There’s a saying in mathematics that one way to solve a hard problem is to frame it in more generality. For example, instead of summing the series, evaluate the generating function. To prove a theorem about prime numbers, prove it in the larger space of ideals.
A similar idea arises in statistics. If a model is hard to fit, embed it in a hierarchical structure. This came up in our paper on meta-analysis with a single study. Or, in computation: even if all you want is a posterior mean, the most direct route to that end can be to construct an algorithm to sample from the posterior distribution. Some integrals are hard enough to evaluate that it takes less effort to just write Stan.
Here’s another example. Back in 2012, I wrote:
Google Translate for code
Wouldn’t it be great if Google Translate could work on computer languages? I suggested this and somebody said that it might be a problem because code isn’t always translatable. But that doesn’t worry so much. Google Translate for human languages isn’t perfect either but it’s a useful guide. If I want to write a message to someone in French or Spanish or Dutch, I wouldn’t just write it in English and run it through Translate. What I do is try my best to write it in the desired language, but I can try out some tricky words or phrases in the translator. Or, if I start by translating, I go back and forth to make sure it all makes sense.
An R help-list bot
We were talking about how to build a Stan community that will be helpful to a diverse range of users without taking up too much of our time, and that’s when I came up with a brilliant idea. Let’s take a successful existing help group–for example, the R-help mailing list—then make a database of the helpful bits of advice of a distinguished and frequent contributor to the list. The bot would be easy: whatever the question is that comes in, just send back a random tip. I have a feeling that advice such as “PLEASE do, and not send HTML” and “My guess is that this is a Mac-specific question (e.g. you are using the R.app GUI), so please consider if this is the appropriate list” and “The posting guide was not followed” and “Please use the R-devel list to comment on current development versions” would work pretty well for almost any question (maybe after some global sub of Stan for R).

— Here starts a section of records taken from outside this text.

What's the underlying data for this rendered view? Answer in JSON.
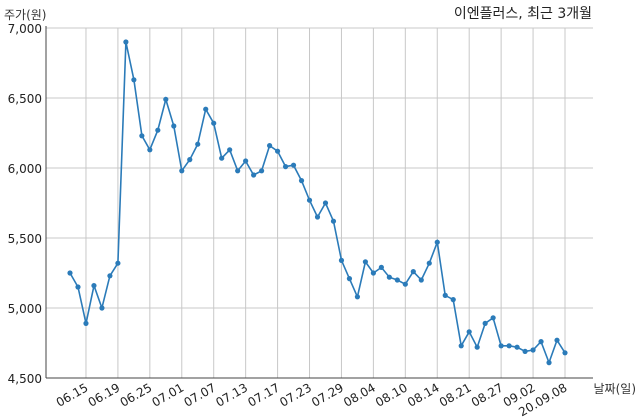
{
  "chart_data": {
    "type": "line",
    "title": "이엔플러스, 최근 3개월",
    "ylabel": "주가(원)",
    "xlabel": "날짜(일)",
    "ylim": [
      4500,
      7000
    ],
    "y_ticks": [
      4500,
      5000,
      5500,
      6000,
      6500,
      7000
    ],
    "y_tick_labels": [
      "4,500",
      "5,000",
      "5,500",
      "6,000",
      "6,500",
      "7,000"
    ],
    "x_tick_labels": [
      "06.15",
      "06.19",
      "06.25",
      "07.01",
      "07.07",
      "07.13",
      "07.17",
      "07.23",
      "07.29",
      "08.04",
      "08.10",
      "08.14",
      "08.21",
      "08.27",
      "09.02",
      "20.09.08"
    ],
    "x_tick_positions": [
      2,
      6,
      10,
      14,
      18,
      22,
      26,
      30,
      34,
      38,
      42,
      46,
      50,
      54,
      58,
      62
    ],
    "grid": true,
    "line_color": "#2b7bb9",
    "series": [
      {
        "values": [
          5250,
          5150,
          4890,
          5160,
          5000,
          5230,
          5320,
          6900,
          6630,
          6230,
          6130,
          6270,
          6490,
          6300,
          5980,
          6060,
          6170,
          6420,
          6320,
          6070,
          6130,
          5980,
          6050,
          5950,
          5980,
          6160,
          6120,
          6010,
          6020,
          5910,
          5770,
          5650,
          5750,
          5620,
          5340,
          5210,
          5080,
          5330,
          5250,
          5290,
          5220,
          5200,
          5170,
          5260,
          5200,
          5320,
          5470,
          5090,
          5060,
          4730,
          4830,
          4720,
          4890,
          4930,
          4730,
          4730,
          4720,
          4690,
          4700,
          4760,
          4610,
          4770,
          4680
        ]
      }
    ]
  }
}
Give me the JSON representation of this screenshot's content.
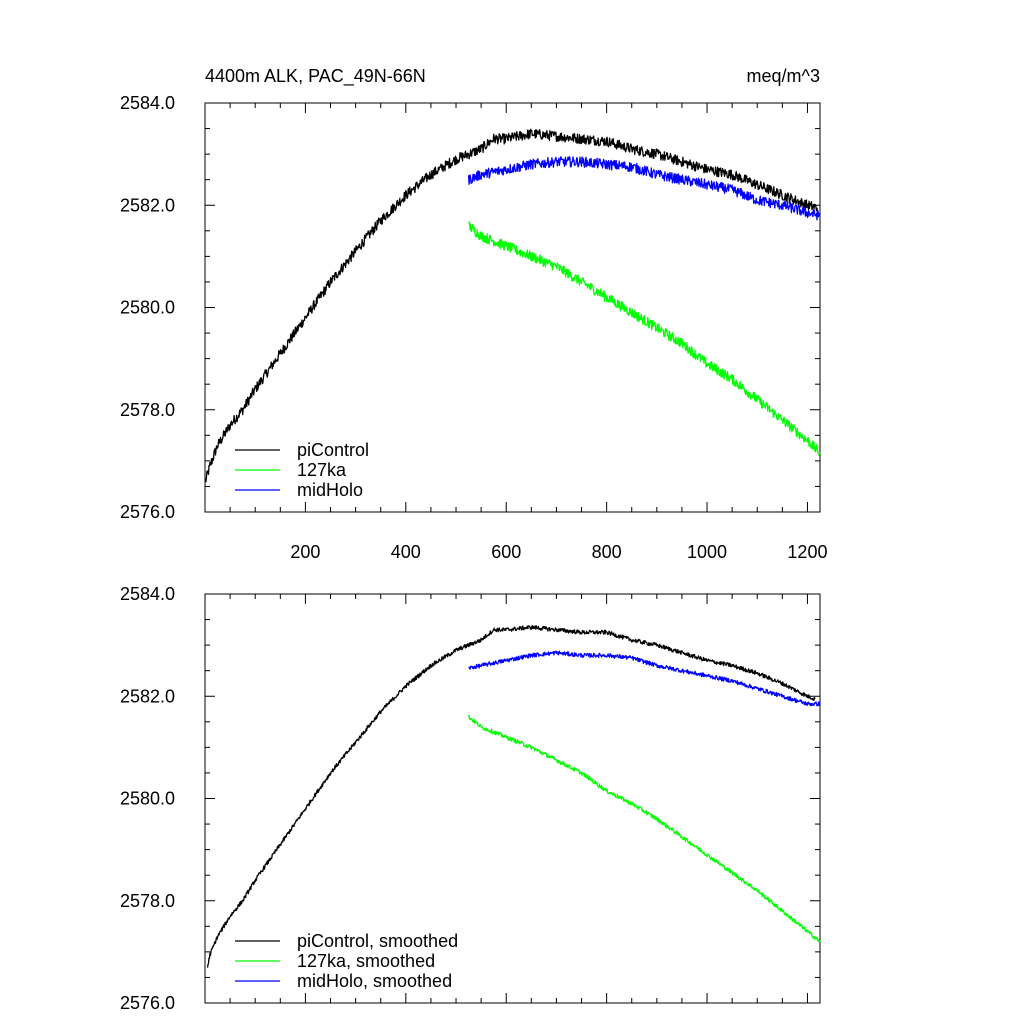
{
  "chart_data": [
    {
      "type": "line",
      "title_left": "4400m ALK, PAC_49N-66N",
      "title_right": "meq/m^3",
      "xlabel": "",
      "ylabel": "",
      "xlim": [
        0,
        1225
      ],
      "ylim": [
        2576.0,
        2584.0
      ],
      "yticks": [
        2576.0,
        2578.0,
        2580.0,
        2582.0,
        2584.0
      ],
      "ytick_labels": [
        "2576.0",
        "2578.0",
        "2580.0",
        "2582.0",
        "2584.0"
      ],
      "xticks": [
        200,
        400,
        600,
        800,
        1000,
        1200
      ],
      "xtick_labels": [
        "200",
        "400",
        "600",
        "800",
        "1000",
        "1200"
      ],
      "noise": 0.1,
      "legend": [
        "piControl",
        "127ka",
        "midHolo"
      ],
      "series": [
        {
          "name": "piControl",
          "color": "#000000",
          "x": [
            1,
            10,
            25,
            50,
            75,
            100,
            150,
            200,
            250,
            300,
            350,
            400,
            450,
            500,
            550,
            575,
            600,
            650,
            700,
            750,
            800,
            850,
            900,
            950,
            1000,
            1050,
            1100,
            1150,
            1200,
            1220
          ],
          "y": [
            2576.6,
            2576.9,
            2577.3,
            2577.7,
            2578.0,
            2578.4,
            2579.1,
            2579.8,
            2580.5,
            2581.1,
            2581.7,
            2582.2,
            2582.6,
            2582.9,
            2583.1,
            2583.3,
            2583.3,
            2583.4,
            2583.35,
            2583.3,
            2583.25,
            2583.1,
            2583.0,
            2582.85,
            2582.7,
            2582.6,
            2582.4,
            2582.2,
            2582.0,
            2581.95
          ]
        },
        {
          "name": "127ka",
          "color": "#00ff00",
          "x": [
            525,
            550,
            600,
            650,
            700,
            750,
            800,
            850,
            900,
            950,
            1000,
            1050,
            1100,
            1150,
            1200,
            1225
          ],
          "y": [
            2581.6,
            2581.4,
            2581.2,
            2581.0,
            2580.8,
            2580.5,
            2580.2,
            2579.9,
            2579.6,
            2579.3,
            2578.9,
            2578.6,
            2578.2,
            2577.8,
            2577.4,
            2577.15
          ]
        },
        {
          "name": "midHolo",
          "color": "#0000ff",
          "x": [
            525,
            550,
            600,
            650,
            700,
            750,
            800,
            850,
            900,
            950,
            1000,
            1050,
            1100,
            1150,
            1200,
            1225
          ],
          "y": [
            2582.5,
            2582.6,
            2582.7,
            2582.8,
            2582.85,
            2582.85,
            2582.8,
            2582.75,
            2582.6,
            2582.5,
            2582.4,
            2582.3,
            2582.1,
            2582.0,
            2581.85,
            2581.8
          ]
        }
      ]
    },
    {
      "type": "line",
      "xlabel": "",
      "ylabel": "",
      "xlim": [
        0,
        1225
      ],
      "ylim": [
        2576.0,
        2584.0
      ],
      "yticks": [
        2576.0,
        2578.0,
        2580.0,
        2582.0,
        2584.0
      ],
      "ytick_labels": [
        "2576.0",
        "2578.0",
        "2580.0",
        "2582.0",
        "2584.0"
      ],
      "xticks": [
        200,
        400,
        600,
        800,
        1000,
        1200
      ],
      "xtick_labels": [],
      "noise": 0.04,
      "legend": [
        "piControl, smoothed",
        "127ka, smoothed",
        "midHolo, smoothed"
      ],
      "series": [
        {
          "name": "piControl, smoothed",
          "color": "#000000",
          "x": [
            5,
            10,
            25,
            50,
            75,
            100,
            150,
            200,
            250,
            300,
            350,
            400,
            450,
            500,
            550,
            575,
            600,
            650,
            700,
            750,
            800,
            850,
            900,
            950,
            1000,
            1050,
            1100,
            1150,
            1200,
            1215
          ],
          "y": [
            2576.7,
            2576.95,
            2577.3,
            2577.7,
            2578.0,
            2578.4,
            2579.1,
            2579.8,
            2580.5,
            2581.1,
            2581.7,
            2582.2,
            2582.6,
            2582.9,
            2583.1,
            2583.3,
            2583.3,
            2583.35,
            2583.3,
            2583.25,
            2583.25,
            2583.1,
            2583.0,
            2582.85,
            2582.7,
            2582.6,
            2582.45,
            2582.25,
            2582.0,
            2581.95
          ]
        },
        {
          "name": "127ka, smoothed",
          "color": "#00ff00",
          "x": [
            525,
            550,
            600,
            650,
            700,
            750,
            800,
            850,
            900,
            950,
            1000,
            1050,
            1100,
            1150,
            1200,
            1225
          ],
          "y": [
            2581.6,
            2581.4,
            2581.2,
            2581.0,
            2580.75,
            2580.5,
            2580.15,
            2579.9,
            2579.6,
            2579.25,
            2578.9,
            2578.55,
            2578.2,
            2577.8,
            2577.4,
            2577.2
          ]
        },
        {
          "name": "midHolo, smoothed",
          "color": "#0000ff",
          "x": [
            525,
            550,
            600,
            650,
            700,
            750,
            800,
            850,
            900,
            950,
            1000,
            1050,
            1100,
            1150,
            1200,
            1225
          ],
          "y": [
            2582.55,
            2582.6,
            2582.7,
            2582.8,
            2582.85,
            2582.8,
            2582.8,
            2582.75,
            2582.6,
            2582.5,
            2582.4,
            2582.3,
            2582.15,
            2582.0,
            2581.85,
            2581.85
          ]
        }
      ]
    }
  ]
}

OK, that last one was a joke (followed up here, if you want to know the context).
The point is that here we are, 13 years later, and these tools really exist! There really are computer programs that will automatically translate code from one language to another, and there are computer programs that will give you R help based on what’s been posted on the internet. And the way this was done was not by writing separate translation programs and help-list programs but rather by writing general-purpose chatbots that do both these things (as well as writing stupid government reports and ruining some children’s education). These chatbots are super impressive from a technical perspective and also can be very useful. And it’s interesting how the best way to solve the specific challenges was by constructing something more general.

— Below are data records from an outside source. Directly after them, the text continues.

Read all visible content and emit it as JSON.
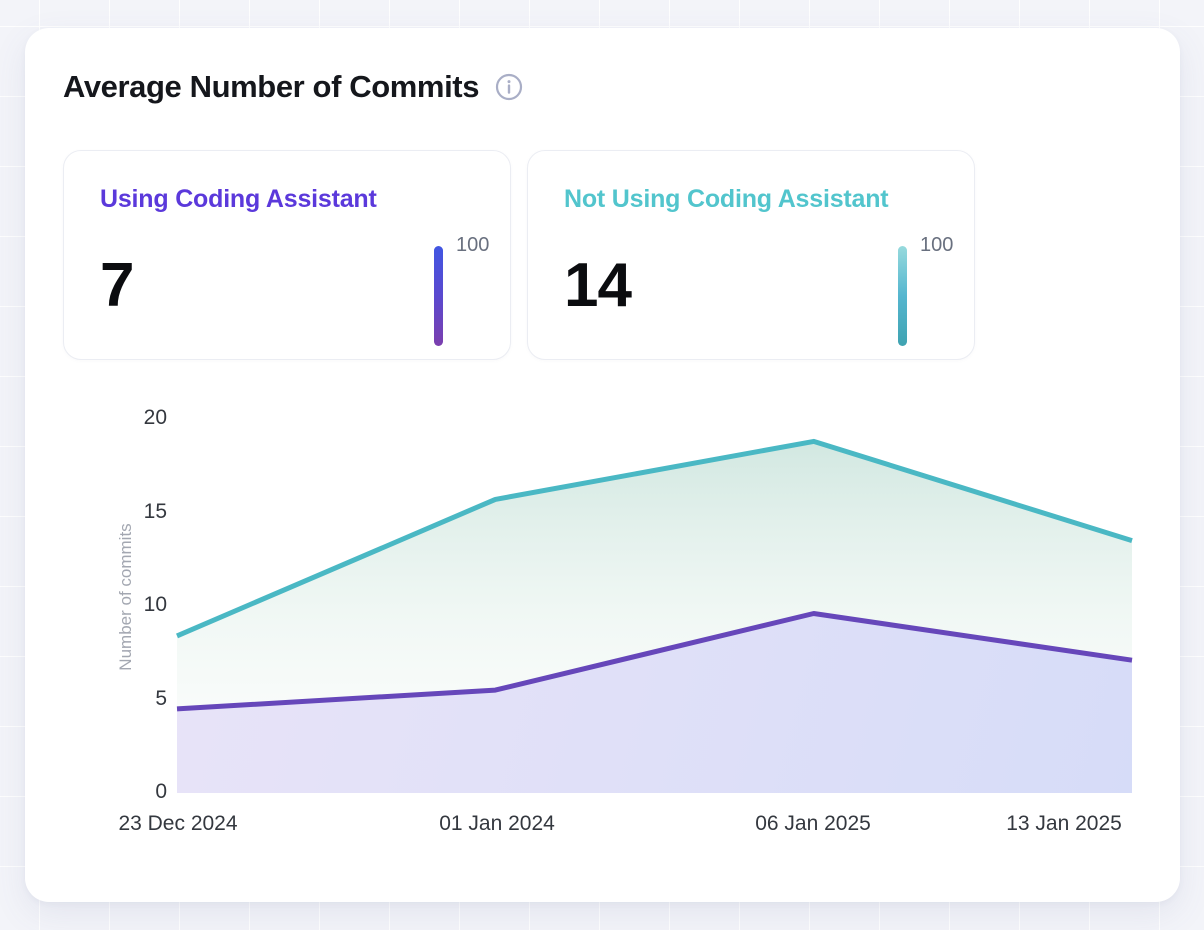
{
  "header": {
    "title": "Average Number of Commits",
    "info_icon": "info-icon",
    "info_icon_color": "#a9aec6"
  },
  "cards": [
    {
      "title": "Using Coding Assistant",
      "value": "7",
      "scale_label": "100",
      "accent_color": "#5b39db",
      "bar_gradient": [
        "#4156e2",
        "#5a49cf",
        "#7b3fae"
      ]
    },
    {
      "title": "Not Using Coding Assistant",
      "value": "14",
      "scale_label": "100",
      "accent_color": "#52c5cd",
      "bar_gradient": [
        "#97dadd",
        "#55b6cf",
        "#3fa3b1"
      ]
    }
  ],
  "chart_data": {
    "type": "area",
    "title": "",
    "xlabel": "",
    "ylabel": "Number of commits",
    "x": [
      "23 Dec 2024",
      "01 Jan 2024",
      "06 Jan 2025",
      "13 Jan 2025"
    ],
    "yticks": [
      0,
      5,
      10,
      15,
      20
    ],
    "ylim": [
      0,
      20
    ],
    "grid": false,
    "legend_position": "none",
    "series": [
      {
        "name": "Using Coding Assistant",
        "values": [
          4.5,
          5.5,
          9.6,
          7.1
        ],
        "line_color": "#6647ba",
        "fill_stops": [
          {
            "offset": "0%",
            "color": "rgba(231,226,248,0.95)"
          },
          {
            "offset": "100%",
            "color": "rgba(213,219,248,0.97)"
          }
        ]
      },
      {
        "name": "Not Using Coding Assistant",
        "values": [
          8.4,
          15.7,
          18.8,
          13.5
        ],
        "line_color": "#4ab8c4",
        "fill_stops": [
          {
            "offset": "0%",
            "color": "rgba(150,201,186,0.48)"
          },
          {
            "offset": "55%",
            "color": "rgba(210,232,222,0.30)"
          },
          {
            "offset": "100%",
            "color": "rgba(238,246,240,0.12)"
          }
        ]
      }
    ]
  }
}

“And it’s interesting how the best way to solve the specific challenges was by constructing something more general.”
Don’t know if it’s necessarily the “best” way. The general purpose LLMs in existence have cost something like $10 billion to develop. Maybe an R-specific bot would have cost “only” $50 million.
Small:
Well, it was easier for me. I didn’t have to do anything; it just happened.
I only use ChatGPT rarely and that’s because when I’ve asked it for help with R, its answers have been on the right track (usually) but incorrect. I’m not sure I would consider that “the best way to solve the challenge.” I think I would be happier with an R-specific bot, or god help us, the advice of a qualified professional.